Chovia! Luiz desce o
vidro de sua janela de guilhotina, quando repentinamente, uma brita e cascalhos
atingem o vidro, quebrando-o, quase acertando em sua cabeça. Era a meninada
faminta do Coque, que tinha como única distração ver os trens passarem. Um de
seus dois conterrâneos disse-lhe:
- Cuidado, Luiz, aqui
a gente tem que passar com o lado da veneziana fechada, chova ou que faça sol,
a educação do povo daqui é diferente da do povo do interior, pois no interior
os meninos e os adultos apenas nos dão adeus.
Luiz ouvia, via e
calava. Aquilo era uma realidade. Pensava em seu tempo de criança, talvez se
houvesse nascido naquele ambiente fosse como aqueles pobres miseráveis
comedores de siris.
Um de seus colegas, a
fim de fazer hora durante a viagem, contava anedotas como Chico Anísio. Uma
delas até que fez com que Luiz sorrisse a valer, sobre um matuto que foi a um
programa de calouro na Rádio...(Historietas do livro “Miscelânea Recife”, ed.
2001).
O trem já passava da
estação de Lacerda. Luiz dormia. Inicialmente, sonhou sendo preso como
comunista, por ter participado de um comício de Prestes, conhecido como “O
Cavaleiro da Esperança”. Este sonho era como um aviso profético, que
futuramente haveria de se realizar. O local esquisito era como o “Buque” da
Chefatura de Polícia. Ora parecia com um quartel da Meganha, onde fora humilhado,
colocado na solitária. Aquele sonho parecia real! No isolamento via elementos,
da própria polícia, presos sendo maltratados e marginalizados pelos próprios
companheiros. Ouvia dizerem aos policiais-presos:
- Vão ser excluídos e
entregues à Polícia Civil, transferidos para a Casa de Detenção junto com esse
civil safado!
A promiscuidade com os
presos de diferentes classes era ridícula. À proporção em que sonhava já se
sentia na Casa de Detenção do Recife com seu companheiro José, taxado como pivô
das greves e passeatas dos ferroviários, preso como comunista por contrariar as
leis, cadavérico, ficando imóvel e tremendo como uma “toyota em ponto morto”.
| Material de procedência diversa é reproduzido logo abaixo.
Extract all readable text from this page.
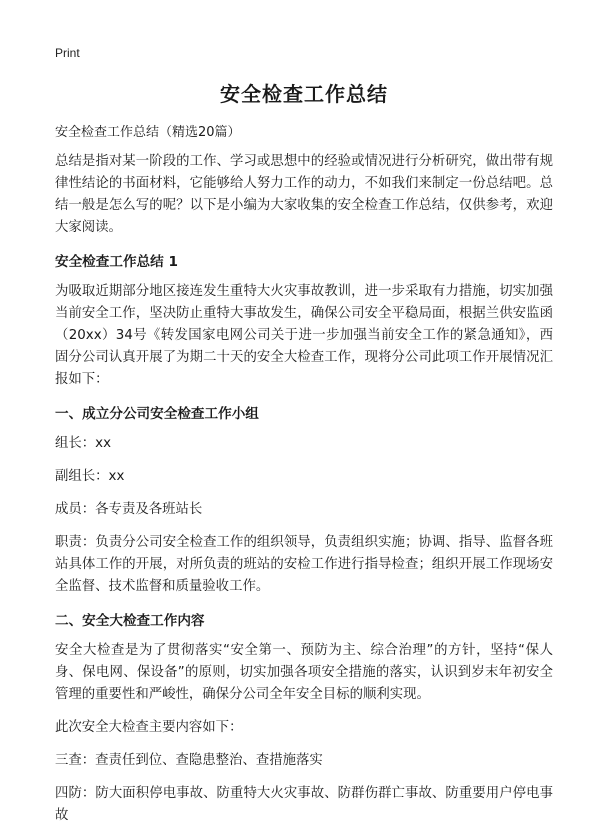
Print
安全检查工作总结

安全检查工作总结（精选20篇）

总结是指对某一阶段的工作、学习或思想中的经验或情况进行分析研究，做出带有规律性结论的书面材料，它能够给人努力工作的动力，不如我们来制定一份总结吧。总结一般是怎么写的呢？以下是小编为大家收集的安全检查工作总结，仅供参考，欢迎大家阅读。

安全检查工作总结 1

为吸取近期部分地区接连发生重特大火灾事故教训，进一步采取有力措施，切实加强当前安全工作，坚决防止重特大事故发生，确保公司安全平稳局面，根据兰供安监函（20xx）34号《转发国家电网公司关于进一步加强当前安全工作的紧急通知》，西固分公司认真开展了为期二十天的安全大检查工作，现将分公司此项工作开展情况汇报如下：

一、成立分公司安全检查工作小组

组长：xx

副组长：xx

成员：各专责及各班站长

职责：负责分公司安全检查工作的组织领导，负责组织实施；协调、指导、监督各班站具体工作的开展，对所负责的班站的安检工作进行指导检查；组织开展工作现场安全监督、技术监督和质量验收工作。

二、安全大检查工作内容

安全大检查是为了贯彻落实“安全第一、预防为主、综合治理”的方针，坚持“保人身、保电网、保设备”的原则，切实加强各项安全措施的落实，认识到岁末年初安全管理的重要性和严峻性，确保分公司全年安全目标的顺利实现。

此次安全大检查主要内容如下：

三查：查责任到位、查隐患整治、查措施落实

四防：防大面积停电事故、防重特大火灾事故、防群伤群亡事故、防重要用户停电事故
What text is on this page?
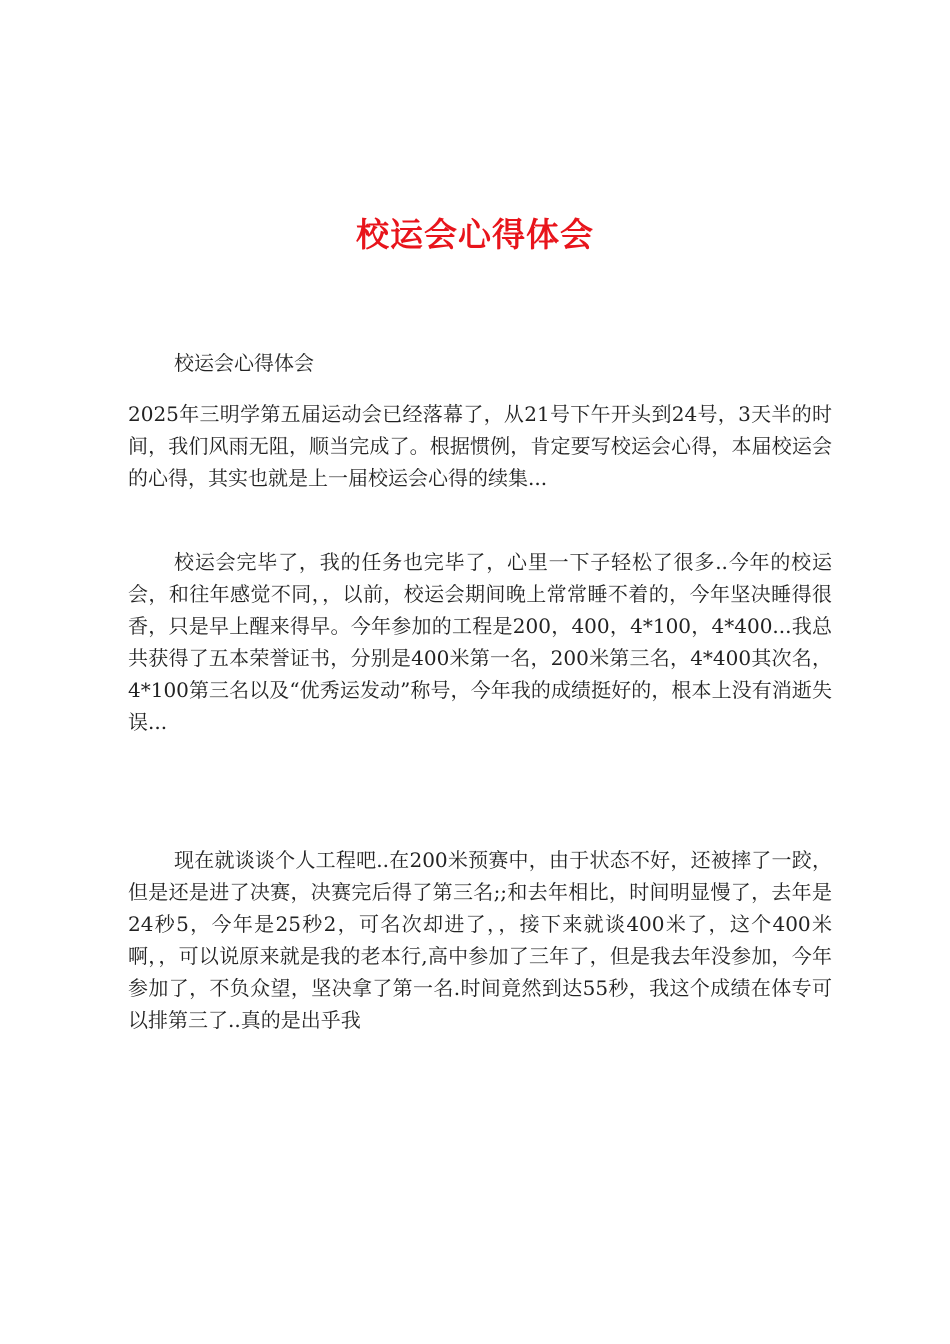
校运会心得体会
校运会心得体会
2025年三明学第五届运动会已经落幕了，从21号下午开头到24号，3天半的时间，我们风雨无阻，顺当完成了。根据惯例，肯定要写校运会心得，本届校运会的心得，其实也就是上一届校运会心得的续集...
校运会完毕了，我的任务也完毕了，心里一下子轻松了很多..今年的校运会，和往年感觉不同，，以前，校运会期间晚上常常睡不着的，今年坚决睡得很香，只是早上醒来得早。今年参加的工程是200，400，4*100，4*400...我总共获得了五本荣誉证书，分别是400米第一名，200米第三名，4*400其次名，4*100第三名以及“优秀运发动”称号，今年我的成绩挺好的，根本上没有消逝失误...
现在就谈谈个人工程吧..在200米预赛中，由于状态不好，还被摔了一跤，但是还是进了决赛，决赛完后得了第三名;;和去年相比，时间明显慢了，去年是24秒5，今年是25秒2，可名次却进了，，接下来就谈400米了，这个400米啊，，可以说原来就是我的老本行,高中参加了三年了，但是我去年没参加，今年参加了，不负众望，坚决拿了第一名.时间竟然到达55秒，我这个成绩在体专可以排第三了..真的是出乎我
Os meganhas, com as baionetas armadas, afligia-se:
- Meu Deus! Onde fui
me meter.
- Isto é uma loucura,
eles só sabem fazer leis e não dão os nossos direitos. Me matem!
As baionetas caladas
apontavam em sua direção, como num pacto da morte, numa cena torturante. Os
presos comentavam:
- O doutor morreu?
- Não quero saber da
vida de seu ninguém, quanto mais de morte. Todo mundo depois que morre é bom.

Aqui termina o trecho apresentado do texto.